Нам удалось побывать на празднике, устроенном в честь того, что одна из девушек соседней хижины достигла половой зрелости; обряд начинался с одевания: нарядили девушку по старинному обычаю, вместо хлопчатобумажного платья ее облачили в тонкую ткань, плотно обернутую вокруг тела ниже подмышек и свисавшую до самой земли. Плечи, лицо и руки изящно расписали, а на шею надели все имеющиеся ожерелья. Впрочем, вся это возможно было не столько данью обычаям, сколько попыткой произвести на нас впечатление. Как неопытных ученых, нас предупредили, что местные жители с опасением относятся к фотосъемке. Нам нужно было отучить их бояться этого «рискованного» мероприятия и в качестве компенсации морального ущерба вознаградить подарком. Однако индейцы кадиувеу усовершенствовали эту систему: они не только требовали щедро платить за то, что их фотографировали, но еще и вынуждали снимать их. Не было ни дня, чтобы какая-нибудь женщина, нарядившись, не просила меня несколько раз ее щелкнуть, а затем требовала с меня немного мильрейсов. Вооруженный фотокамерой, я часто притворялся, что сделал снимок, но все равно платил.

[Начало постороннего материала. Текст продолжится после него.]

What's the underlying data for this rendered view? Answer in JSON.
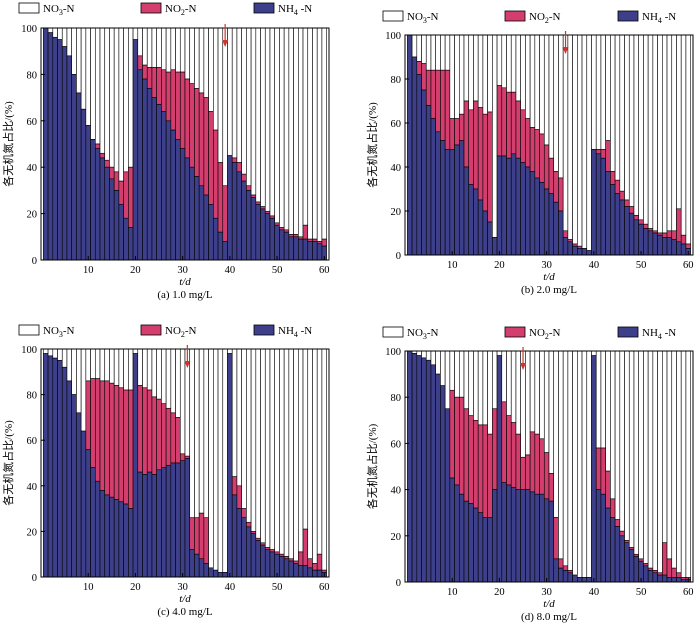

Ведь как этнограф, я бы проиграл, не уступая подобной уловке или осуждая просьбы индейцев как очередное доказательство упадка культуры народа, свидетельствующее о стремлении к наживе. На самом деле здесь надлежит говорить о новых проявлениях известных специфических особенностей индейского быта, таких как независимость и влиятельность женщин знатного происхождения, хвастовство перед чужаками, требование почтительного к себе отношения. Неважно, чем именно они руководствовались, но их поведение не выбивалось из традиционных рамок, и мне следовало расценивать их действия в контексте индейской культуры.

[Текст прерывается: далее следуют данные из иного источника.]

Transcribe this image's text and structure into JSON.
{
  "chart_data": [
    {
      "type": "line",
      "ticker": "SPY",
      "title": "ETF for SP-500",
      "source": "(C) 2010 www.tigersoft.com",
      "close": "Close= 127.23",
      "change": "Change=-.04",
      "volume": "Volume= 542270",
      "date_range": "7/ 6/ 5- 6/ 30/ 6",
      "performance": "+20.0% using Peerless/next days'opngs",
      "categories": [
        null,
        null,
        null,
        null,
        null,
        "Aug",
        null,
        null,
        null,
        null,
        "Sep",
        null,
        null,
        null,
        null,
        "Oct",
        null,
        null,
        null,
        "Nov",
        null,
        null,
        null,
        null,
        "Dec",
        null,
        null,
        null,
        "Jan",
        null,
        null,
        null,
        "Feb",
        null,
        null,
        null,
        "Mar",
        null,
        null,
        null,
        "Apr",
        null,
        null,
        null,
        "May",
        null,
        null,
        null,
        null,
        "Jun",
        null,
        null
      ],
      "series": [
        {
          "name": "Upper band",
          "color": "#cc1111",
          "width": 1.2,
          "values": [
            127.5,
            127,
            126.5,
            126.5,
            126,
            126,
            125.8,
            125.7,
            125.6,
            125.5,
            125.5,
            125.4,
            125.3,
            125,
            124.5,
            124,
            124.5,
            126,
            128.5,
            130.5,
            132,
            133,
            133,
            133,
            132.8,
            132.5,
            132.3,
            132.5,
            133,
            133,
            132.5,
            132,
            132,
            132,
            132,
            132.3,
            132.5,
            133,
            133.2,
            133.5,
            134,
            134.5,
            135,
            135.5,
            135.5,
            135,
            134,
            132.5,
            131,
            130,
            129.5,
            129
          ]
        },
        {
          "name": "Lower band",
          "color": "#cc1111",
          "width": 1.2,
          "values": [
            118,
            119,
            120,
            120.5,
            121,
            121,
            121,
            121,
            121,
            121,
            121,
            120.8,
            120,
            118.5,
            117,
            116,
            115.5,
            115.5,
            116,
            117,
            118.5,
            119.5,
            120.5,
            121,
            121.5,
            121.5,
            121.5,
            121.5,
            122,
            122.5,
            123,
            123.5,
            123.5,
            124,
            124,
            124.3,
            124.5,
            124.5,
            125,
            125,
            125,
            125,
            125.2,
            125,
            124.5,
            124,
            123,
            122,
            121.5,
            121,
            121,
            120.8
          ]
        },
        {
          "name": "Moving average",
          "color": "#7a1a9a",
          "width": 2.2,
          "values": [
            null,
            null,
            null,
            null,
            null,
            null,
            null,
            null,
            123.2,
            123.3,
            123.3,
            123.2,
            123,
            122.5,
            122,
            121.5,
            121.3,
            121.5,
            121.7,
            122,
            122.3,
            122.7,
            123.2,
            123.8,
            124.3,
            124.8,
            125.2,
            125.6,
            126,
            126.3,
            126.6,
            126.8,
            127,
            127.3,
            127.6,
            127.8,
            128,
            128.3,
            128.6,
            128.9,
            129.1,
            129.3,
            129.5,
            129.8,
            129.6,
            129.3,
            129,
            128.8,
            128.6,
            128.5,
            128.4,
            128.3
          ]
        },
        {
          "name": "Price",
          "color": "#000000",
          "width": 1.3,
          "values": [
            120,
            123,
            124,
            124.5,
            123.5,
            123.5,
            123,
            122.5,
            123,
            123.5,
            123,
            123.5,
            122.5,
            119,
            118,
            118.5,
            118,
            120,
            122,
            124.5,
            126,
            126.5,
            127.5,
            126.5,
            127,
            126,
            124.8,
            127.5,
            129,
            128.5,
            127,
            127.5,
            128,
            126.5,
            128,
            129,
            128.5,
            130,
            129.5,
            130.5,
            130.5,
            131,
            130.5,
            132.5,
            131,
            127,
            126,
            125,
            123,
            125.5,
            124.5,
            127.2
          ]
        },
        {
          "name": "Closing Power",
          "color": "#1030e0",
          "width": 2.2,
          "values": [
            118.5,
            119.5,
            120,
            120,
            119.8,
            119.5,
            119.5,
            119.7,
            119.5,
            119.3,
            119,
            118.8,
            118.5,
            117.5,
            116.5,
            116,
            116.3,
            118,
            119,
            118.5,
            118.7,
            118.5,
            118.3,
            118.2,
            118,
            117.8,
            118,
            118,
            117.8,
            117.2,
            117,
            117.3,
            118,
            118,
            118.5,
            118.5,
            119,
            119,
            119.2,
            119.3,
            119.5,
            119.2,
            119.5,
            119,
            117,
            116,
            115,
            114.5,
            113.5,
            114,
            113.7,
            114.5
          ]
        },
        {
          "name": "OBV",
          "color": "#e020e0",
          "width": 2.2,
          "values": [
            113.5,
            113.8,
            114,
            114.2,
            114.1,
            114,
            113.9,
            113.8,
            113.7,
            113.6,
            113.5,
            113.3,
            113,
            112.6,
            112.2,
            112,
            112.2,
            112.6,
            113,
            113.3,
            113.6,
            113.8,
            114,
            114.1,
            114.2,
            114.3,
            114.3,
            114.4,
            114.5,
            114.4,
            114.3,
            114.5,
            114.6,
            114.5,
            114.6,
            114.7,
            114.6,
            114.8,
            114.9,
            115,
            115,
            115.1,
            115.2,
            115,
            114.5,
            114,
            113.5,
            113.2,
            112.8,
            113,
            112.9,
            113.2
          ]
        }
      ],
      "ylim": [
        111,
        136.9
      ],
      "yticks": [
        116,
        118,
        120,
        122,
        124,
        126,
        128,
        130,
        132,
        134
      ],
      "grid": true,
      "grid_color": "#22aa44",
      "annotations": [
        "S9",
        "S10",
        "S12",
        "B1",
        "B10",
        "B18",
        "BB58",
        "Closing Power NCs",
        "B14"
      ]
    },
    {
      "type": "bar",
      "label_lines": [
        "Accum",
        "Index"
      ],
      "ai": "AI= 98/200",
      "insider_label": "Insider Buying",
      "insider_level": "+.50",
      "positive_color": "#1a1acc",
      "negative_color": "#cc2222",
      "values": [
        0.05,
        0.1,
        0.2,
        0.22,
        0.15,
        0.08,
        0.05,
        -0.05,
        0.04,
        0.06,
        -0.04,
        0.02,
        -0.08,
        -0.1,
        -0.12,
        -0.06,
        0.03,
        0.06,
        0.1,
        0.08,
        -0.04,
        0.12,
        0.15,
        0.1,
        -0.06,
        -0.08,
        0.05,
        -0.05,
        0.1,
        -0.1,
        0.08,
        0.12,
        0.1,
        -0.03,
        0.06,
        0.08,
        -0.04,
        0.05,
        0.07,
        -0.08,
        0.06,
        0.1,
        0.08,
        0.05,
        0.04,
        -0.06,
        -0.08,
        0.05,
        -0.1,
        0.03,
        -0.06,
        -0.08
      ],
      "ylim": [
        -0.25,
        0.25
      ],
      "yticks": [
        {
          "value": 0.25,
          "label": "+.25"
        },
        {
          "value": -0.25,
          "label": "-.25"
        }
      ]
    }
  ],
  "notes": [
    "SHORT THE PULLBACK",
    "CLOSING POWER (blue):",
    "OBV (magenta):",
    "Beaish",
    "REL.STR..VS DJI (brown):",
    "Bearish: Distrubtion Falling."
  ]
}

Это относится и к тому, что последовало за обряжением. Во время праздника на девушку торжественно надели набедренную повязку, а затем устроили шествие. После полудня пили пингу – водку из сахарного тростника; мужчины садились в круг, хвастались своими подвигами, громко кричали, им приходилось видеть, как между собой спорят военные, часто индейцы подражали им, даже позаимствовали у офицеров систему чинов (хотя знали лишь некоторые названия): у них были свои собственные капралы, адъютанты, лейтенанты и капитаны. Эта действительно была одна из тех «торжественных попоек», о которых много писали еще в XVIII веке, «почтенные» индейцы занимали места согласно званию, «оруженосцы» разливали напитки, а «герольды» рассказывали о заслугах пьющего, о его подвигах. Любопытна реакция индейцев на алкоголь: после легкого возбуждения, они впадают в хмурое, молчаливое состояние, некоторые начинают плакать. Тогда двое менее пьяных берут под руки своего товарища и ведут на прогулку, утешая и подбадривая его до тех пор, пока того не вырвет. Затем все трое возвращаются на свои места, и попойка продолжается.
Рис. 4. Две фигурки, изображающие мифологических персонажей. Слева: каменная, справа: деревянная
Тем временем женщины беспрестанно напевали простенькую мелодию, иногда несколько выпивающих рядом старух прерывали пение, устремляясь куда-то, бессвязно крича и нелепо жестикулируя, остальные встречали это шутками и смехом. Было бы ошибочно видеть в этом исключительно распущенные развлечения старых пьяниц. Ранние исследователи отмечали, что праздники, особенно те, что устраивались в честь перехода девочки из знатной семьи на новый жизненный этап, были невероятно важным событием, женщины при этом традиционно переодевались в мужские костюмы, выступали в несвойственных им ролях, устраивали военные шествия, танцы и состязания. Эти оборванные крестьяне, затерянные среди болот, представляли собой печальное зрелище, тем не менее, даже постепенно вырождаясь, они демонстрировали поразительную цепкость культурных традиций их далекого прошлого.